Probably it had been a combination of anger at losing the patient-who really should not have been lost-and his extreme fatigue. And when he’d seen the expressions of all the patients watching him, Conway had felt horribly embarrassed.
Now the events around him had taken on a jerky, erratic motion. His eyes kept closing and several seconds, or minutes, passed before he could force them open again even though to himself no time at all went by. The walking wounded-patients with injuries which allowed them to move about the ward and return quickly to their tents in the event of a puncture-were moving from bed to bed doing the small, necessary jobs, or chatting with patients who couldn’t move, or hanging like ungainly shoals of fish while they talked among themselves. But Conway was always too busy with the newly-arrived patients, or too confused with a multiplicity of tapes, to chat with the older ones. Mostly, however, his eyes went to the sleeping figures of Murchison and the Kelgian who floated near the entrance to the ward.

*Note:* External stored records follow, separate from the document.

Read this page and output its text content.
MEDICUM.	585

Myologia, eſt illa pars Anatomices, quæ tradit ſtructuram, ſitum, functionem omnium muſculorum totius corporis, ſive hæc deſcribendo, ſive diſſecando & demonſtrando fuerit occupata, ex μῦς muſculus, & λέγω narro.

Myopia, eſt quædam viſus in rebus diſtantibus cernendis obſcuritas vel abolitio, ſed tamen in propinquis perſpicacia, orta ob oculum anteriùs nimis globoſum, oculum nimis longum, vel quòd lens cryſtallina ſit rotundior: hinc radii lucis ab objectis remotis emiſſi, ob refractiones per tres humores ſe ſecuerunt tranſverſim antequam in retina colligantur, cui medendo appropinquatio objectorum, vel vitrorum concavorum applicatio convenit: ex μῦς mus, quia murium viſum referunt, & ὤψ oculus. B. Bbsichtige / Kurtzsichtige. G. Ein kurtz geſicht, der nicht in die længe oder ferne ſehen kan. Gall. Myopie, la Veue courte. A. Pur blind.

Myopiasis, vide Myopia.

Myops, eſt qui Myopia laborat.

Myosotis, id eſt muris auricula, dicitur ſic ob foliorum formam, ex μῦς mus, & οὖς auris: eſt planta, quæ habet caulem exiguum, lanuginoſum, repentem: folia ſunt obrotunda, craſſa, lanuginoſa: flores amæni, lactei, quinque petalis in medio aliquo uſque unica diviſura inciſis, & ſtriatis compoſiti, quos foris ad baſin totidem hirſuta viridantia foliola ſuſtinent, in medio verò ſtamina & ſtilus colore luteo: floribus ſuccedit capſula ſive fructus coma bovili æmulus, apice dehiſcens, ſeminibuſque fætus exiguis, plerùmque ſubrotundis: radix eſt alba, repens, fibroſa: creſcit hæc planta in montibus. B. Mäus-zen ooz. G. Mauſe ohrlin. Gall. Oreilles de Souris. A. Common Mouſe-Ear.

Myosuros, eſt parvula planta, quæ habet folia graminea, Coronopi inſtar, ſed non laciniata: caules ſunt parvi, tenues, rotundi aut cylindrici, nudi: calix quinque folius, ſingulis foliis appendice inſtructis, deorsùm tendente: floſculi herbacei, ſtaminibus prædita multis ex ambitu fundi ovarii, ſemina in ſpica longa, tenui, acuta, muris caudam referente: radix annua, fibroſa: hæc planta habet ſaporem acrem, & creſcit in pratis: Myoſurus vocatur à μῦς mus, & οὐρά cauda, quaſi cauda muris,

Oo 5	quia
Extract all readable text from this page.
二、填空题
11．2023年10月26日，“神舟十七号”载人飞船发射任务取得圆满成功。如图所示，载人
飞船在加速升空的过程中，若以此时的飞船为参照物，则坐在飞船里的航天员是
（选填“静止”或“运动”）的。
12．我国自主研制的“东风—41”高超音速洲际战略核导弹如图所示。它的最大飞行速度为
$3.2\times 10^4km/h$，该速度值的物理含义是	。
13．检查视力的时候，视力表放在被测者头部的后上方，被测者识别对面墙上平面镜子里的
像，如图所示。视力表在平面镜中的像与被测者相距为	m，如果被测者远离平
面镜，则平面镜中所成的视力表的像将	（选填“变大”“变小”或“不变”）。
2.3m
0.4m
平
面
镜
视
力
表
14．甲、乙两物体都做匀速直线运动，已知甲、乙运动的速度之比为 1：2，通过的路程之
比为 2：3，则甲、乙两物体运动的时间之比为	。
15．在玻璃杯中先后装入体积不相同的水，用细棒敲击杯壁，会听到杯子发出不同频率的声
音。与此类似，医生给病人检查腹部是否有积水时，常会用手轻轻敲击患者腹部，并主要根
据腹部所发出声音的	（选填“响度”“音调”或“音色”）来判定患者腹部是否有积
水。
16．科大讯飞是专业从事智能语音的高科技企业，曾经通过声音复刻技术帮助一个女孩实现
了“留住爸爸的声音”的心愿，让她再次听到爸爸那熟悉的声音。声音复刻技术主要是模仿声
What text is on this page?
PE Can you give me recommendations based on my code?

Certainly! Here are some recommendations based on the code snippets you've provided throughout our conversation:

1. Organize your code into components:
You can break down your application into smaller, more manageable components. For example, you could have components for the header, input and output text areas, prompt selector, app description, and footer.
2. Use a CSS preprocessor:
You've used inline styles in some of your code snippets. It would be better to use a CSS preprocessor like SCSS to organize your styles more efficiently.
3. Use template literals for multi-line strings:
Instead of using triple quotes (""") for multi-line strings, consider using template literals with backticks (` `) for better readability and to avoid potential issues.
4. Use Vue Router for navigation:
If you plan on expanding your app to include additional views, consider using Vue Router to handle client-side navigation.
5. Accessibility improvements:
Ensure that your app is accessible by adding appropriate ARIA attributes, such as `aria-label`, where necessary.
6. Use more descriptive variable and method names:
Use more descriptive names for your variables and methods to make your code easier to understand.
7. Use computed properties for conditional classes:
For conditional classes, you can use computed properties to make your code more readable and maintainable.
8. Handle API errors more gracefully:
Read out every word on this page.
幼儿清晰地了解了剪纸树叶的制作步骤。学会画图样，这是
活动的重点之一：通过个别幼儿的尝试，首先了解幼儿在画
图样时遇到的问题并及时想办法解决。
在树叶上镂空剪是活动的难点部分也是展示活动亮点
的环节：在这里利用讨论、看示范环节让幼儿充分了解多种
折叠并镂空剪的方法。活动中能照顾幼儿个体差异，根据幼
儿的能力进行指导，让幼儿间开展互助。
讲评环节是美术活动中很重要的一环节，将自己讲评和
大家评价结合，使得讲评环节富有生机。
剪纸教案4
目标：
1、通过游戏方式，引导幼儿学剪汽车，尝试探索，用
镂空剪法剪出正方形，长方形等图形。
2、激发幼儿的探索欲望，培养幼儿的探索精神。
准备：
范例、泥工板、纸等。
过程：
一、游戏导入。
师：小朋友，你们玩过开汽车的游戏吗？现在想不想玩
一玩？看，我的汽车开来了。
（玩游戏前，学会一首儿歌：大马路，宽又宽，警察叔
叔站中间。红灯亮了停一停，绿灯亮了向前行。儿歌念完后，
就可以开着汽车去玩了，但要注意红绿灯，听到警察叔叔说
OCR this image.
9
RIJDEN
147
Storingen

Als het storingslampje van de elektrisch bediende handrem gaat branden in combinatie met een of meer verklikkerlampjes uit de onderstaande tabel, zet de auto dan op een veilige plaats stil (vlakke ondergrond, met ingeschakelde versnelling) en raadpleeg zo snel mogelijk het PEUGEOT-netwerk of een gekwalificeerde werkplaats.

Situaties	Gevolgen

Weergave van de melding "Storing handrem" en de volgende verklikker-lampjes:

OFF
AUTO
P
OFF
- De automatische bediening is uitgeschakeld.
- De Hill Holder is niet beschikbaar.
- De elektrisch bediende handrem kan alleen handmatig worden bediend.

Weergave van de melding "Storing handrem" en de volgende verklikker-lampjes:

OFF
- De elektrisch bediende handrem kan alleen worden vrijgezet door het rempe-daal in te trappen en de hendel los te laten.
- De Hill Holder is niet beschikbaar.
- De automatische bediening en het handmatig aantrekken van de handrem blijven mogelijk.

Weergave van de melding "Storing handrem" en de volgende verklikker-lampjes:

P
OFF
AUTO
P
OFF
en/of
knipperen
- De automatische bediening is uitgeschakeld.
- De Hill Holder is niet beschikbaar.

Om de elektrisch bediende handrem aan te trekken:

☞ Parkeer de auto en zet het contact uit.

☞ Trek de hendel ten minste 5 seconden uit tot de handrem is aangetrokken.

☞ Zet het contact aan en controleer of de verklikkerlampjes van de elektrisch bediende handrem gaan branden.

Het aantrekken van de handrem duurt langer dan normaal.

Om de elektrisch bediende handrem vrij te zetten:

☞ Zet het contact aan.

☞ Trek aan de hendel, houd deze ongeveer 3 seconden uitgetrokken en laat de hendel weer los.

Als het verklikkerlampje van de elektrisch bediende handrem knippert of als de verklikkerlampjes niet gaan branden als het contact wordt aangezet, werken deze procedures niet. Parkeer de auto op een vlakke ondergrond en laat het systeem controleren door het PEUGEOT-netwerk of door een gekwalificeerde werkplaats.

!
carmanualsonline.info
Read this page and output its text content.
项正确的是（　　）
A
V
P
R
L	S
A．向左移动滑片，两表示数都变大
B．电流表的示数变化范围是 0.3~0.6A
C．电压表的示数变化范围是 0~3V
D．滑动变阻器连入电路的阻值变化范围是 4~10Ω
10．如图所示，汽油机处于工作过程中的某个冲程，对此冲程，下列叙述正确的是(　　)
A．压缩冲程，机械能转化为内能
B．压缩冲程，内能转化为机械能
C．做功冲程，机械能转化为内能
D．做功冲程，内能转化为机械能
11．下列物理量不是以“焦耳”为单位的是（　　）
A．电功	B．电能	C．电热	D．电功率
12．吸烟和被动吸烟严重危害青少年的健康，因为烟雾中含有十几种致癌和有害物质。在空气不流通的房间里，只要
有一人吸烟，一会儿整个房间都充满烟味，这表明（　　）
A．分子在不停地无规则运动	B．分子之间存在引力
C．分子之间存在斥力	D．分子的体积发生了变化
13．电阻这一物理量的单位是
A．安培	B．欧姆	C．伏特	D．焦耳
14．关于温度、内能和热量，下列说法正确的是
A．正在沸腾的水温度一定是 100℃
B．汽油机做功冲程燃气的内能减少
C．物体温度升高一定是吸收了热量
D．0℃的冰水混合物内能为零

The Kelgian hung like a great, furry question mark, now and then emitting the low moaning sound which some DBLFs made when they were asleep. Murchison floated at the end of a snaking, ten-foot safety line, turning slowly. It was odd how sleepers in the weightless condition adopted the fetal position, Conway thought tenderly as he watched his beautiful, adult girl baby swaying at the end of an impossibly thin umbilical cord. He desperately wanted to sleep himself, but it was his spell on duty and he would not be relieved for a long time-five minutes maybe, or five hours, but an eternity in either case. He would have to keep doing something.
Without realizing he had made a decision he found himself moving into the empty storeroom which housed the terminal and probable terminal cases. It was only here that Conway spared himself the time to chat, or if talking was not possible to do the essential and at the same time useless things which help to comfort the dying. With the e-ts he could only stand by and hope that the shattered, bloody wreckage of the Tralthan or Melfan or whatever would be given a tiny flash of Prilicla’s emphathetic faculty so that they would know he was a friend and how he felt.
It was only gradually that Conway became aware that the walking wounded had followed him into the room, together with patients who had no business being outside their tents who were being towed by the others. They gathered slowly around and above him, their expression grim, determined and respectful. Major Stillman pushed his way to the front, awkwardly, because in his one good hand he carried a gun.